Quand Jésus avait dit pendant son vivant “le Fils de l’homme sera livré entre les mains des pécheurs, sera crucifié et sera ressuscité le troisième jour” Marie-Madeleine comme les autres disciples bouchèrent ses oreilles, car elle avait peur de voir partir son Sauveur étant mort si cruellement. Par son intelligence, elle s’efforça d’ignorer la mort de Jésus et garder dans sa mémoire ce troisième jour de vivant.

Mais maintenant, Jésus étant mort par la croix, Marie-Madeleine ne put garder sa mémoire de ce troisième jour de vivant, car la tristesse l’envahissant, la garder proprement était hors de sa capacité. Elle s’est absorbé totalement dans la première partie de la parole : la croix de Jésus et laissa disparaître tout espoir de son cœur. Cela est le dilemme de la mémoire que chacun façonne volontairement, et dont on dirait qu’il a faussé car elle échappe au vrai sens de l’évènement.

Mais pour qu’un événement apparaisse dans le vrai sens, et son rappel donne une immense joie, cette fois non en voyant un objet comme le dit Proust, Jésus visita Marie-Madeleine pour lui rappeler la parole de Jésus. Cela était involontaire pour Marie, mais c’était la façon de Jésus pour la bénir.
Il en est de même pour nous. Nous modifions nos passés volontairement pour les rendre quelque chose de vivant, mais ce processus cache la réalité ou n’apparait pas dans le vrai sens de l’évènement ; on dirait que c’est plutôt une manipulation à notre gré. Mais Dieu travaille malgré notre volonté, afin que l’évènement paraisse dans son vrai sens, et ainsi nous puissions éprouver, quoi qu’apparemment l’événement soit douloureux, l‘immense joie en nous.
De nouveau, selon Proust, le thème de son roman fleuve, “à la recherche du temps perdu” était, en effet, la victoire de la mémoire involontaire sur le temps même, car elle peut transcender le temps pour paraître dans le vrai sens de l’évènement et ainsi l’homme peut éprouver la joie extrême comme si l’événement du passé se reproduit au jour et à l’heure même.

Un jeune homme a confessé son énorme douleur du fait qu’il avait perdu sa jeunesse à cause de sa rébellion.
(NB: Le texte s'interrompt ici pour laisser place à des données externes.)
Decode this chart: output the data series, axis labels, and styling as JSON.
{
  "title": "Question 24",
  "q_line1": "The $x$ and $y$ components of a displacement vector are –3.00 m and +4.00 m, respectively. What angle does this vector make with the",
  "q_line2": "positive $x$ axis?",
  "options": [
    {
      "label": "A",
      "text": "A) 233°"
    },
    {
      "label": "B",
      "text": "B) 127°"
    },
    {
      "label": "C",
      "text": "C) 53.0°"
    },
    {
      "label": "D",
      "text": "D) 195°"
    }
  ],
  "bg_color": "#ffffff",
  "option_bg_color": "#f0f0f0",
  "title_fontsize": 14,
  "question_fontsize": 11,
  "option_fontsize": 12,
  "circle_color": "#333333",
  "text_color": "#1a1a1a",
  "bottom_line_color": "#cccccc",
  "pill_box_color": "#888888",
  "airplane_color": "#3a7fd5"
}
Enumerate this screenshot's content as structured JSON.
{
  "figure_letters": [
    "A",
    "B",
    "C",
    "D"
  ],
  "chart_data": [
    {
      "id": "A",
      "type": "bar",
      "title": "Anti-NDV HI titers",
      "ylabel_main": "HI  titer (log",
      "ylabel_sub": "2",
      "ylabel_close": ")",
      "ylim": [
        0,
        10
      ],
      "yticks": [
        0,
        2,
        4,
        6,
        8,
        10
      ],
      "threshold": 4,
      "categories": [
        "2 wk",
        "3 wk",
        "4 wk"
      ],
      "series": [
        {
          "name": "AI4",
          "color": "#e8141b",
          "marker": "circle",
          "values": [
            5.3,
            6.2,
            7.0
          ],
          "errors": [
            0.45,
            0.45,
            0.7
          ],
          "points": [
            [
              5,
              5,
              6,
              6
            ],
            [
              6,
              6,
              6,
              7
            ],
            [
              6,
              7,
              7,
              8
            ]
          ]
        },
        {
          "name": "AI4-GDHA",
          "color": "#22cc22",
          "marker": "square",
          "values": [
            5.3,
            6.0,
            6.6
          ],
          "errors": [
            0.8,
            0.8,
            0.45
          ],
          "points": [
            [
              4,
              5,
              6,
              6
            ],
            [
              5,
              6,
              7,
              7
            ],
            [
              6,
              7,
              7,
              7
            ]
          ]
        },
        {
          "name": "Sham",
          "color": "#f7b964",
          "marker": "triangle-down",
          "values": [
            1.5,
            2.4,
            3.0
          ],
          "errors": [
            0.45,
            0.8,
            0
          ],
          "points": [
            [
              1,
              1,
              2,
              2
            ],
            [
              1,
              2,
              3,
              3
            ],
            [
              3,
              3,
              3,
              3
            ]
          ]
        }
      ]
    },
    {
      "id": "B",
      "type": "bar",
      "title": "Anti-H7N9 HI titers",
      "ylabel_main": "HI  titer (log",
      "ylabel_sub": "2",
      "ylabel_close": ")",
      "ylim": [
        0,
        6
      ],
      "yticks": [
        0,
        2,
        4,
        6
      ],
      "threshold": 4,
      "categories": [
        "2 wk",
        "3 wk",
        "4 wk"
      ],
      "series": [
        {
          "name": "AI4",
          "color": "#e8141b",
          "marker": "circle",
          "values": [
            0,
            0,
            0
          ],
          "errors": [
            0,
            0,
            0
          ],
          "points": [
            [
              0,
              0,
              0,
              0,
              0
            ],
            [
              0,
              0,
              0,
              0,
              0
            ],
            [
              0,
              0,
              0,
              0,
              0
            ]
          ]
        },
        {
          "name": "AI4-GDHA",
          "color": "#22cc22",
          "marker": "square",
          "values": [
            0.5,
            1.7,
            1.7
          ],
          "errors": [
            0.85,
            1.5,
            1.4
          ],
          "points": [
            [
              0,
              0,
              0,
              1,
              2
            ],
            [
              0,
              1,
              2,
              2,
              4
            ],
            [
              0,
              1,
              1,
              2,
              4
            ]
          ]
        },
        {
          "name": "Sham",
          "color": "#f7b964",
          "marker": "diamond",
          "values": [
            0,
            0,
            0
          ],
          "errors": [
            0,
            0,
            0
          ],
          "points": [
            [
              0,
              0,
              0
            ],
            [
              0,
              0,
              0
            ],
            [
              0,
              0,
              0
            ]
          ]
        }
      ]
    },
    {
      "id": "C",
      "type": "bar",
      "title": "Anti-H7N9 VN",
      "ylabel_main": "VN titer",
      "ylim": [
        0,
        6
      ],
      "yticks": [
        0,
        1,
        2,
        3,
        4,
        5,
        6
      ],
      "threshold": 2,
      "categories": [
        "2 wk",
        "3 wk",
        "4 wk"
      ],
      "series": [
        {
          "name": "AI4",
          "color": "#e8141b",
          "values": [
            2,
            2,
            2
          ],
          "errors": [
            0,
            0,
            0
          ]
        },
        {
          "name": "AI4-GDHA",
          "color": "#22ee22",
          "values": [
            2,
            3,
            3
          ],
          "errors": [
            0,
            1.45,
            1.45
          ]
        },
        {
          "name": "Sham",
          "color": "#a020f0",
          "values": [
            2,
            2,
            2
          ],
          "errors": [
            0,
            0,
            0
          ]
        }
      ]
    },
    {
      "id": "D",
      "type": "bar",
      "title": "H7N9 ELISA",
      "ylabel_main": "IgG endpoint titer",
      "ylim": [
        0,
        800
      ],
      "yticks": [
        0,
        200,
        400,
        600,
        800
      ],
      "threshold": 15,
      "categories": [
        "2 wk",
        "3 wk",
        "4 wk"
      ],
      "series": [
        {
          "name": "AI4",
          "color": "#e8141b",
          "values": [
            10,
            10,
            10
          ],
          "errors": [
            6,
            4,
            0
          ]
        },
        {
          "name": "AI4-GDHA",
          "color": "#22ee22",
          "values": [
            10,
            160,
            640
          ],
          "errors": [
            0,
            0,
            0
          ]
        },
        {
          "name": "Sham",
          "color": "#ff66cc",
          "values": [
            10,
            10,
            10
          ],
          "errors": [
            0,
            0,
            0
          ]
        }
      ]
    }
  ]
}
Beaucoup de jeunes de nos jours partagent le même sentiment de ce jeune homme. En effet, pendant sa jeunesse, il se révoltait à l’autorité parentale ou autre autorité hiérarchique. Si on fait la comparaison au roman de Proust, c’est comme le héros a beaucoup de mauvais souvenir de son enfance à Cambray chez sa grand-tante, loin de sa mère et sa grand-mère, mais du coup par l’offre de sa mère du gâteau Madeleine, il se souvint du moment si heureux de son enfance.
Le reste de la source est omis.